Para la presidenta de la Nación, la morosidad judicial es una pesada carga que soporta la sociedad en la demanda de condenas ejemplarizadoras, pero el titular del máximo tribunal, Ricardo Lorenzetti, ha remarcado que frente a los problemas que atraviesa el Poder Judicial "si no hay autonomía presupuestaria y todo lo importante en esa materia se decide en otro lado, los jueces estamos en problemas”. Lorenzetti afirmó, además, que "no hay previsibilidad de las reglas económicas y de las reglas en general”, lo cual causó malestar en la Casa Rosada.

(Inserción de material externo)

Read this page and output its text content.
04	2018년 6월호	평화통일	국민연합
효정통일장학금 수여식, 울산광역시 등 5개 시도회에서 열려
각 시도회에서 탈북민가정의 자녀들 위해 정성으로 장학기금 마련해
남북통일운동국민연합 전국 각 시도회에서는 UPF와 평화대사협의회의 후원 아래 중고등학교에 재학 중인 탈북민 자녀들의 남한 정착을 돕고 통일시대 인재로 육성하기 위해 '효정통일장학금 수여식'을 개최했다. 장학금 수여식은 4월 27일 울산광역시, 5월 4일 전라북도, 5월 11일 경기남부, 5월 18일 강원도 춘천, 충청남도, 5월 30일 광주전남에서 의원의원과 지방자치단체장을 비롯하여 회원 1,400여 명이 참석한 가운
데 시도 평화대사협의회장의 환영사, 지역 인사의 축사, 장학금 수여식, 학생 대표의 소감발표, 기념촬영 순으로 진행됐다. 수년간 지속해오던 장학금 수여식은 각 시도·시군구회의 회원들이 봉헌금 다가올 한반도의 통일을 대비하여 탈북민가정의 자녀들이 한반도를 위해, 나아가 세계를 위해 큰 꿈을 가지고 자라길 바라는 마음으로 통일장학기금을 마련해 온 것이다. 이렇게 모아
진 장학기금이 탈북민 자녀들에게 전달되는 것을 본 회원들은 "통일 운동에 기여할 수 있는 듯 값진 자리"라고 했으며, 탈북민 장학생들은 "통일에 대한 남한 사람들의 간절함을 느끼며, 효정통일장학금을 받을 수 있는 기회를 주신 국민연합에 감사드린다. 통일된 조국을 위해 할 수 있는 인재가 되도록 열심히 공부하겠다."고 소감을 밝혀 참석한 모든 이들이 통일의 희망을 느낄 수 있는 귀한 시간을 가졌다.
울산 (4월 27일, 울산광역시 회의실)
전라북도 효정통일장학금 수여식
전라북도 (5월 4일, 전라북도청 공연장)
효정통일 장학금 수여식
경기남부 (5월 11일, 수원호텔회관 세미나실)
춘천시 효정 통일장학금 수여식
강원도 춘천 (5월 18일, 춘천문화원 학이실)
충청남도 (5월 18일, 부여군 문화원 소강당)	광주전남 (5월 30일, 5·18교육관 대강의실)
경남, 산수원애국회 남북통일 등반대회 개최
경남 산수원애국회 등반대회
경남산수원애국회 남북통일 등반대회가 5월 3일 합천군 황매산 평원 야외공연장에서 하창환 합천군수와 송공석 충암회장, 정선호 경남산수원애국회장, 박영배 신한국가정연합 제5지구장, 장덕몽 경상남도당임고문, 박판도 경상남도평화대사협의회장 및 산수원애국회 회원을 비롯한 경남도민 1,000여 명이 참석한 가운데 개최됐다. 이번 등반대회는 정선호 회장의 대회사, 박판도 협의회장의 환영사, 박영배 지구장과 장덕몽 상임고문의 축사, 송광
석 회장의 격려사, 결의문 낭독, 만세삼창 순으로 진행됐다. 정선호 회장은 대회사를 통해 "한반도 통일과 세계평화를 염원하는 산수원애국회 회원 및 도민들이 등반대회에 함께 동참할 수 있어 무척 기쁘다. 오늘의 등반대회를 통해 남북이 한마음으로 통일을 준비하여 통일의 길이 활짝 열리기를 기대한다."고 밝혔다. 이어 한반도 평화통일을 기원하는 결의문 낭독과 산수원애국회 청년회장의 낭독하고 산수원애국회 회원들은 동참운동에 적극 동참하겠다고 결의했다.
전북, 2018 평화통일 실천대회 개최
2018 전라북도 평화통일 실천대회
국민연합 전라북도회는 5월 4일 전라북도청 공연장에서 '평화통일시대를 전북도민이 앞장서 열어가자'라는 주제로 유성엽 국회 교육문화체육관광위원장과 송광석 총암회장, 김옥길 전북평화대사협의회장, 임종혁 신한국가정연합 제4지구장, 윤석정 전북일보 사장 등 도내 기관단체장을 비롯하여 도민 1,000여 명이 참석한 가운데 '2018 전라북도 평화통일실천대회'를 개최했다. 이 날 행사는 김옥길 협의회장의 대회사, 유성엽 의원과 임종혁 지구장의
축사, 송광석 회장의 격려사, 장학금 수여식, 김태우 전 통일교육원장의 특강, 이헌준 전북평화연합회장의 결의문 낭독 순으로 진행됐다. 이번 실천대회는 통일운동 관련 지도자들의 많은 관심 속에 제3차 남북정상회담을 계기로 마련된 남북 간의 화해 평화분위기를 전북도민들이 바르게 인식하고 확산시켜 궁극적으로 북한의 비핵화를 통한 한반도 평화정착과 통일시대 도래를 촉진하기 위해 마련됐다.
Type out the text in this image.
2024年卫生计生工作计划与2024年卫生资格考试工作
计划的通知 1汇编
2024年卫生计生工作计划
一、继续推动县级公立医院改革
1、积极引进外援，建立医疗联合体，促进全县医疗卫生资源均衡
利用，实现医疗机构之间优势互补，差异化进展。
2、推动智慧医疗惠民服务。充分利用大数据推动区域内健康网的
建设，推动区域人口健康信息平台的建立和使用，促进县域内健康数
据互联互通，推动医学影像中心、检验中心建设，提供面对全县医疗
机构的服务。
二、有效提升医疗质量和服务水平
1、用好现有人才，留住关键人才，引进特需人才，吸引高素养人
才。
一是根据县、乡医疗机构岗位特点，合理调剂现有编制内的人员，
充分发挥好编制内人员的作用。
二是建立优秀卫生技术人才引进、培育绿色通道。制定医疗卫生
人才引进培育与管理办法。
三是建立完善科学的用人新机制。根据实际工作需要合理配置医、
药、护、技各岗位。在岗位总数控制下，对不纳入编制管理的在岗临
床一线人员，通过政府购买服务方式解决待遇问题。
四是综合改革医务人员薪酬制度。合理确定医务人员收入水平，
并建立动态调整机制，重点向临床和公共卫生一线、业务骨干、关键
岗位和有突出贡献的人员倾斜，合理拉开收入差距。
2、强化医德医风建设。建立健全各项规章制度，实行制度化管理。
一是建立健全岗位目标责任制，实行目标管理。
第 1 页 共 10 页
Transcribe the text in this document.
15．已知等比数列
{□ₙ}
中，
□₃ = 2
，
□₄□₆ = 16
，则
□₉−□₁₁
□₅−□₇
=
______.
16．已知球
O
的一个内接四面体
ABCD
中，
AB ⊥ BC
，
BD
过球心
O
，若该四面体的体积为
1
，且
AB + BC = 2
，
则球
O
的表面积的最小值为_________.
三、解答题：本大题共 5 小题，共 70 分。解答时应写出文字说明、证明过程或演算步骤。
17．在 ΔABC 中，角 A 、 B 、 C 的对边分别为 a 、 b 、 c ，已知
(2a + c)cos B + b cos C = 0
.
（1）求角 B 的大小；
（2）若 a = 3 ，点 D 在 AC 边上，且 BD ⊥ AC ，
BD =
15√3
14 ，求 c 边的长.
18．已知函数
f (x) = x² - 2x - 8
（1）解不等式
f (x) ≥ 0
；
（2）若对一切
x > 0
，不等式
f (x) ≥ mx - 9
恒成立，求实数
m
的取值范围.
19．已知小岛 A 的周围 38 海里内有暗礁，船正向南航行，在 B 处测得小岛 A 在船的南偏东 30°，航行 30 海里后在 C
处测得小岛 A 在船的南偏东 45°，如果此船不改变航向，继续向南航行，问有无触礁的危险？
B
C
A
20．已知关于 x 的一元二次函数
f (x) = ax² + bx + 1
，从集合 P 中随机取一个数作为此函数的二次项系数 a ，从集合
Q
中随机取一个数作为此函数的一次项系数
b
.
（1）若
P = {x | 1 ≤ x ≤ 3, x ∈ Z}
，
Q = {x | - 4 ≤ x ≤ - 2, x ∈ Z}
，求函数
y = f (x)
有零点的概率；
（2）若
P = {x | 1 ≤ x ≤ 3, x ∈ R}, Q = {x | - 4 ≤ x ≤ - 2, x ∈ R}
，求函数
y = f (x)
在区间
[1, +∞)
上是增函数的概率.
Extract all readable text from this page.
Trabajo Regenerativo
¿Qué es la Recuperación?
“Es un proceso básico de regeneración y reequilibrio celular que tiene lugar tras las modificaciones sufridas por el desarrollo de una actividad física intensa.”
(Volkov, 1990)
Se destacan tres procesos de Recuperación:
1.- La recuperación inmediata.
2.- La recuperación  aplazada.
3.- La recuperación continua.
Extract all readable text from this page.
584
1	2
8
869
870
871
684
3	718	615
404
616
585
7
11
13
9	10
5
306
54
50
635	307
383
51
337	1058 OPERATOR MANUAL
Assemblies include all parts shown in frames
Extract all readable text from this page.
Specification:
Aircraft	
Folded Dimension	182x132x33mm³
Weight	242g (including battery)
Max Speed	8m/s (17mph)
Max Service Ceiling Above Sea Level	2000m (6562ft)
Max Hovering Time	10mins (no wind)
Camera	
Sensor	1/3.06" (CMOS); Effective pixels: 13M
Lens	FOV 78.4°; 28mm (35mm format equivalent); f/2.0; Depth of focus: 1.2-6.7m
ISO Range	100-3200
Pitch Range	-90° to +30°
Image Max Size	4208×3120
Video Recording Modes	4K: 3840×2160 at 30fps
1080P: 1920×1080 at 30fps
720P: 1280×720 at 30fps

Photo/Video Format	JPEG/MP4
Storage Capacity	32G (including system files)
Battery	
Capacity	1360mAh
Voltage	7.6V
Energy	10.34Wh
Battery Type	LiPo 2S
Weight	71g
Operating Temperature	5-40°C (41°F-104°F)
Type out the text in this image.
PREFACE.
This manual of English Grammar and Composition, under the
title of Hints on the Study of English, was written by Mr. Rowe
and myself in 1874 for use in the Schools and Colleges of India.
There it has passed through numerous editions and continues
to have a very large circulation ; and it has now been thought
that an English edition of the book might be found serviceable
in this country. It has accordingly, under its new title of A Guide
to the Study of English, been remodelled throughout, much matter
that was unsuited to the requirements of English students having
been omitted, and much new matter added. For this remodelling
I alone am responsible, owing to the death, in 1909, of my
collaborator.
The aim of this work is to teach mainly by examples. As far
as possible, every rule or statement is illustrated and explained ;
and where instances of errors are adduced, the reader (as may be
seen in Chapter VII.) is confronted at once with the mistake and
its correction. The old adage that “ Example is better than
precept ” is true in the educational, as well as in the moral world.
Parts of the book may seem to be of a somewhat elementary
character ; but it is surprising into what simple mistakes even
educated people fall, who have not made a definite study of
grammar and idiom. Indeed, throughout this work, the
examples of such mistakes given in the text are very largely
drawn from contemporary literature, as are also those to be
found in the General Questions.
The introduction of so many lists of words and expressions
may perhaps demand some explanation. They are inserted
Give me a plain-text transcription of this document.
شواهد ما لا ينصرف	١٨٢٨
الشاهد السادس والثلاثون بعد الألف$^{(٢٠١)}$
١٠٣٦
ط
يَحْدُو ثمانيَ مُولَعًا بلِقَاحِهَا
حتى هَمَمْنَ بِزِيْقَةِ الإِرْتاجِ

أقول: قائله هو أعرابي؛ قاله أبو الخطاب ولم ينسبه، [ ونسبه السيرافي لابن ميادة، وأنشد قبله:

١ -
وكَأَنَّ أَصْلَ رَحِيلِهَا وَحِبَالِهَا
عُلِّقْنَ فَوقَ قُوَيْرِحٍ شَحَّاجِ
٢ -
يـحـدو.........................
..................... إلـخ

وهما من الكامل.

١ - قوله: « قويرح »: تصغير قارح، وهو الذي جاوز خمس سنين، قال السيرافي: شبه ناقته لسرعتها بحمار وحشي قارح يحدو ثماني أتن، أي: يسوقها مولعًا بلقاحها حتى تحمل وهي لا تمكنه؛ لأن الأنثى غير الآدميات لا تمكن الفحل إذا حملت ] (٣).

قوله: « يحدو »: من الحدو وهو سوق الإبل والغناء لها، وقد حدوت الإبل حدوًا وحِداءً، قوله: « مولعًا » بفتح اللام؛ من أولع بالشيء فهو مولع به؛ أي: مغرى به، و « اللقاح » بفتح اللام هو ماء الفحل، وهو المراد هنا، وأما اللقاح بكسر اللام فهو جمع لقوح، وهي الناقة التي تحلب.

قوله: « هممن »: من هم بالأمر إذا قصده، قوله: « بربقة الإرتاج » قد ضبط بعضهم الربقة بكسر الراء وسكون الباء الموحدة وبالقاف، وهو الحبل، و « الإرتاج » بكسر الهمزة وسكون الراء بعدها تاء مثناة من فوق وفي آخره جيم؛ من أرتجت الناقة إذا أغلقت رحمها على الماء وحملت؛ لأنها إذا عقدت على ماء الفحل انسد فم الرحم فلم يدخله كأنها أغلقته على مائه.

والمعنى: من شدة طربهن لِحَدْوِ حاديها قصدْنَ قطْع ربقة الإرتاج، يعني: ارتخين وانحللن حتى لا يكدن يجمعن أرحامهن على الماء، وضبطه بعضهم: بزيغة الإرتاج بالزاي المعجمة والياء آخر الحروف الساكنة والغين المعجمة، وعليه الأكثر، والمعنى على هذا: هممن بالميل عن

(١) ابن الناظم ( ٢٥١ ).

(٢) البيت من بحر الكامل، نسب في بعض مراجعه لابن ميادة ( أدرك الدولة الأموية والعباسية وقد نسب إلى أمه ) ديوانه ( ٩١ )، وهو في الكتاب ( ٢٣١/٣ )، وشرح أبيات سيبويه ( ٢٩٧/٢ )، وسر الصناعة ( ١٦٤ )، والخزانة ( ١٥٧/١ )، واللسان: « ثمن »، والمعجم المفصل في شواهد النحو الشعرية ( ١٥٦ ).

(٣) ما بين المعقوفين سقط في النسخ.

En este contexto, la ministra de la Corte, Carmen Argibay, también manifestó sus quejas por los recortes presupuestarios y la falta de magistrados. En un debate realizado la semana pasada en Río Negro, precisó: "No sólo nos recortan el presupuesto, sino que estamos en déficit de jueces. No existe la cantidad necesaria, incluso de aquellos cargos que están creados”. Y agregó que ese déficit genera problemas de subrogancias e implican una doble tarea para muchos magistrados y funcionarios de la Justicia.
El fortalecimiento institucional que necesita nuestro país, particularmente en la división de los poderes del Estado, no puede estar condicionado por los recursos financieros que se distribuyen en un presupuesto general elaborado con premisas políticas y otorgando el manejo discrecional de distintas partidas a la Jefatura de Gabinete.